Dios no permitió que la apostasía del gobernante de Judá quedase sin castigo. “Por eso en el quinto año del reinado de Roboán, Sisac, rey de Egipto, atacó a Jerusalén. Con mil doscientos carros de combate, sesenta mil jinetes y una innumerable multitud de libios, suquíes y cusitas procedentes de Egipto, Sisac conquistó las ciudades fortificadas de Judá y llegó hasta Jerusalén.

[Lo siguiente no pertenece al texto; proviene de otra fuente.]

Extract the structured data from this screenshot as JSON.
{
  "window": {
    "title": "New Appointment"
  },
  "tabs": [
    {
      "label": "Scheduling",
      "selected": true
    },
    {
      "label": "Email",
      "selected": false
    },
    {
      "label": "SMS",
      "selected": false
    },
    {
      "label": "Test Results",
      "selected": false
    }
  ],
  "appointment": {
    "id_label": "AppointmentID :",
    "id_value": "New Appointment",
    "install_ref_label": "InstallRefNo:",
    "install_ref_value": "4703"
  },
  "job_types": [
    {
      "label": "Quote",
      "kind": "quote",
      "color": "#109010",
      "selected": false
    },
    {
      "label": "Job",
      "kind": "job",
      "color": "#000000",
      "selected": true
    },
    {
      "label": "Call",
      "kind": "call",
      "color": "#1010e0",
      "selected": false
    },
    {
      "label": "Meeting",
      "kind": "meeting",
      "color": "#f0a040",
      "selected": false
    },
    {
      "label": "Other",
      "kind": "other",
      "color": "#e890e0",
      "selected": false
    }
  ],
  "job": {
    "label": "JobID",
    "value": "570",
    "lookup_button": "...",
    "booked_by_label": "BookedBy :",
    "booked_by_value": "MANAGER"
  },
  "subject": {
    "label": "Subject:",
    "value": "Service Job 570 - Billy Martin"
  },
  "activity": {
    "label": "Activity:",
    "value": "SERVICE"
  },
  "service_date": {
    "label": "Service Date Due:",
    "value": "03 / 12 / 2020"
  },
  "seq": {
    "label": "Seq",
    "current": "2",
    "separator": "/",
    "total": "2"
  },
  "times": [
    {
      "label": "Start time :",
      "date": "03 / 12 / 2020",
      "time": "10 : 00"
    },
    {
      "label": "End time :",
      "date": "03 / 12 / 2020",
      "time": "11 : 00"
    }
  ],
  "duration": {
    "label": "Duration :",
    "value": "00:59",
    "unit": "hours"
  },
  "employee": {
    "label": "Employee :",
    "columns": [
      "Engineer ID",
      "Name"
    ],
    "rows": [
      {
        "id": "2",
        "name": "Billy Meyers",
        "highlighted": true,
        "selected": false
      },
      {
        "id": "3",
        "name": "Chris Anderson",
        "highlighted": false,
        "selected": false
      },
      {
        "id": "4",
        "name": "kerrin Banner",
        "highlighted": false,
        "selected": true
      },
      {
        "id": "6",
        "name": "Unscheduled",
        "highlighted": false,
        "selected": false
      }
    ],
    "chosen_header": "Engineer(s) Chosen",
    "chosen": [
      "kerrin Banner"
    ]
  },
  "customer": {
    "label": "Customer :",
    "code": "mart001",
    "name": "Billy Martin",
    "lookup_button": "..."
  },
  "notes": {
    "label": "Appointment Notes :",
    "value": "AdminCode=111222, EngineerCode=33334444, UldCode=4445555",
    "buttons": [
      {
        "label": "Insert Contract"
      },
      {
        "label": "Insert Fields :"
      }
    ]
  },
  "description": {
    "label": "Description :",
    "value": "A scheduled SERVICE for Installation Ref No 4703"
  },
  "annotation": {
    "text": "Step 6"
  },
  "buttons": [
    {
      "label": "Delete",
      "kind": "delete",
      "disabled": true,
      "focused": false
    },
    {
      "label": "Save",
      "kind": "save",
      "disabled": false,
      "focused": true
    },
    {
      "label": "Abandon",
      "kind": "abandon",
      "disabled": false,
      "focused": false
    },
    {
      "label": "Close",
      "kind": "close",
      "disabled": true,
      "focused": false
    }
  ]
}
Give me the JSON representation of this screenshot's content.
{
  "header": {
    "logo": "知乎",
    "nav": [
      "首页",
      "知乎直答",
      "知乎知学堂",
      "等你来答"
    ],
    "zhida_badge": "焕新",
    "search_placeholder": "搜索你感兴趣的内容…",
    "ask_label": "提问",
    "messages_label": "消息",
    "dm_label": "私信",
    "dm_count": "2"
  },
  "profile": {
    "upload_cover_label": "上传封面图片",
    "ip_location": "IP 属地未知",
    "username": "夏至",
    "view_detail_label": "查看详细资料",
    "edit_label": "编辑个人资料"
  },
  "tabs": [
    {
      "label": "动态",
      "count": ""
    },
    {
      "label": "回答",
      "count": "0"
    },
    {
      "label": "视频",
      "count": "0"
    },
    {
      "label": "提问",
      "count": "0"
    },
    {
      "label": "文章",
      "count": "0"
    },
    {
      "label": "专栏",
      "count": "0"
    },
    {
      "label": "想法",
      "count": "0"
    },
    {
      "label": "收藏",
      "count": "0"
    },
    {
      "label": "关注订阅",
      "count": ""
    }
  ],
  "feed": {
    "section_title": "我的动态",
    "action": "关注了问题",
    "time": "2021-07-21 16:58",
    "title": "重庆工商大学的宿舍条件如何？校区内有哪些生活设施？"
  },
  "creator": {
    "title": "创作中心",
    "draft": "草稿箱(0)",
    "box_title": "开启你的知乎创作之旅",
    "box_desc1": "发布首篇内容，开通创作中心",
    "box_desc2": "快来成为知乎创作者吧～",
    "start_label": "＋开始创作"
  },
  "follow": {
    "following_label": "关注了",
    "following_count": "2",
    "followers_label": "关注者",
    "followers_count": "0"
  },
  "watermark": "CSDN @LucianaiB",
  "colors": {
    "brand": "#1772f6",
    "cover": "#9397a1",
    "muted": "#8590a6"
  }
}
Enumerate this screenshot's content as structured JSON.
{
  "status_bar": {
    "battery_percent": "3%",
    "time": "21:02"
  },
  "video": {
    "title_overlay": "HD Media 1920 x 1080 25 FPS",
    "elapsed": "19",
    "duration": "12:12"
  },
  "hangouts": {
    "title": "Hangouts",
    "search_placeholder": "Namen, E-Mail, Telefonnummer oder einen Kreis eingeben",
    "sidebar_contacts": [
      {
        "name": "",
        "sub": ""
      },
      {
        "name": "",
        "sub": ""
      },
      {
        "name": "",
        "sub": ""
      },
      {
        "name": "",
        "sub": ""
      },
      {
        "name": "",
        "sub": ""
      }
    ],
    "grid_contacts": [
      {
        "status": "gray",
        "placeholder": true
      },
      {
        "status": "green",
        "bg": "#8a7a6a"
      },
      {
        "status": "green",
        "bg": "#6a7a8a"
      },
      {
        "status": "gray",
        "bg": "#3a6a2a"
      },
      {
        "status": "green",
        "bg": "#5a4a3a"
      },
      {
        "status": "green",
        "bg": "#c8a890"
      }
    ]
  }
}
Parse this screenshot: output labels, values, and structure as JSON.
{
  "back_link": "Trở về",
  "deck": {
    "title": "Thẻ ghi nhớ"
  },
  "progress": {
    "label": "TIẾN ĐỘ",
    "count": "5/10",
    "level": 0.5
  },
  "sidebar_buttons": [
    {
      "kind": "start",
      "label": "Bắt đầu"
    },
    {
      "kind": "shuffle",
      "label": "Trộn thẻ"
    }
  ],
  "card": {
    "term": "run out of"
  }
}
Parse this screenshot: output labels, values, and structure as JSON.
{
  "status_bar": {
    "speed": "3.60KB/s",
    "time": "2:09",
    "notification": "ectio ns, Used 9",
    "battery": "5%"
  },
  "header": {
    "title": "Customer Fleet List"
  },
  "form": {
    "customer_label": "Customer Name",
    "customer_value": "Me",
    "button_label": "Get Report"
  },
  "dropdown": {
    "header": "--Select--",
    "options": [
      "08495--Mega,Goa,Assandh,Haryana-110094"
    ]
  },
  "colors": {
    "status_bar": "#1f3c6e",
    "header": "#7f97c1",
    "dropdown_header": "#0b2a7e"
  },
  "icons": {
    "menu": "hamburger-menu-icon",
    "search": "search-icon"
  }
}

“Entonces el profeta Semaías se presentó ante Roboán y los jefes de Judá que por miedo a Sisac se habían reunido en Jerusalén, y les dijo: ‘Así dice el Señor: “Como ustedes me abandonaron, ahora yo también los abandono, para que caigan en manos de Sisac” ’ ” (vers. 2-5). En las pérdidas ocasionadas por la invasión de Sisac, reconoció la mano de Dios, y por un tiempo se humilló. “Sisac, rey de Egipto, atacó a Jerusalén y se llevó los tesoros del Templo del Señor y del palacio real. Se lo llevó todo, aun los escudos de oro que Salomón había hecho. Para reemplazarlos, el rey Roboán mandó hacer escudos de bronce. [...] Por haberse humillado Roboán, y porque aún quedaba algo bueno en Judá, el Señor apartó su ira de él y no lo destruyó por completo” (vers. 6-12).

Las secuelas de la apostasía de Roboán

Pero cuando la nación volvió a prosperar, muchos cayeron de nuevo en la idolatría. Entre ellos se contaba el rey Roboán mismo. Olvidando la lección que Dios había procurado enseñarle, volvió a caer en los pecados que habían atraído castigos sobre la nación. Después de algunos años sin gloria, “cuando Roboán murió, fue sepultado en la Ciudad de David. Y su hijo Abías lo sucedió en el trono” (vers. 14, 16).

A veces, durante los siglos que siguieron el trono de David fue ocupado por hombres dotados de valor moral. Bajo el liderazgo de esos soberanos, las bendiciones que descendían sobre los hombres de Judá se extendían a las naciones circundantes. Pero las semillas del mal, que ya estaban brotando cuando Roboán ascendió al trono, no fueron nunca desarraigadas por completo; y hubo momentos en que el pueblo que una vez fuera favorecido por Dios cayó tan bajo que llegó a ser objeto de burla u oprobio entre los paganos.

A pesar de estas prácticas idólatras, Dios estaba dispuesto, en su misericordia, a hacer cuanto estuviera en su poder para salvar de la ruina completa al reino dividido. Y a medida que transcurrían los años, y su propósito concerniente a Israel parecía destinado a quedar completamente frustrado por los ardides de hombres inspirados por los agentes satánicos, siguió manifestando sus designios benéficos mediante el cautiverio y la restauración de la nación escogida.

La división del reino fue tan solo el comienzo de una historia admirable, en la cual se revelan la longanimidad y la tierna misericordia de Dios. Los adoradores de los ídolos iban a aprender al fin la lección de que los falsos dioses son impotentes para elevar y salvar. Únicamente siendo fiel al Dios vivo, Creador y Gobernante de todos, es como puede el hombre hallar descanso y paz.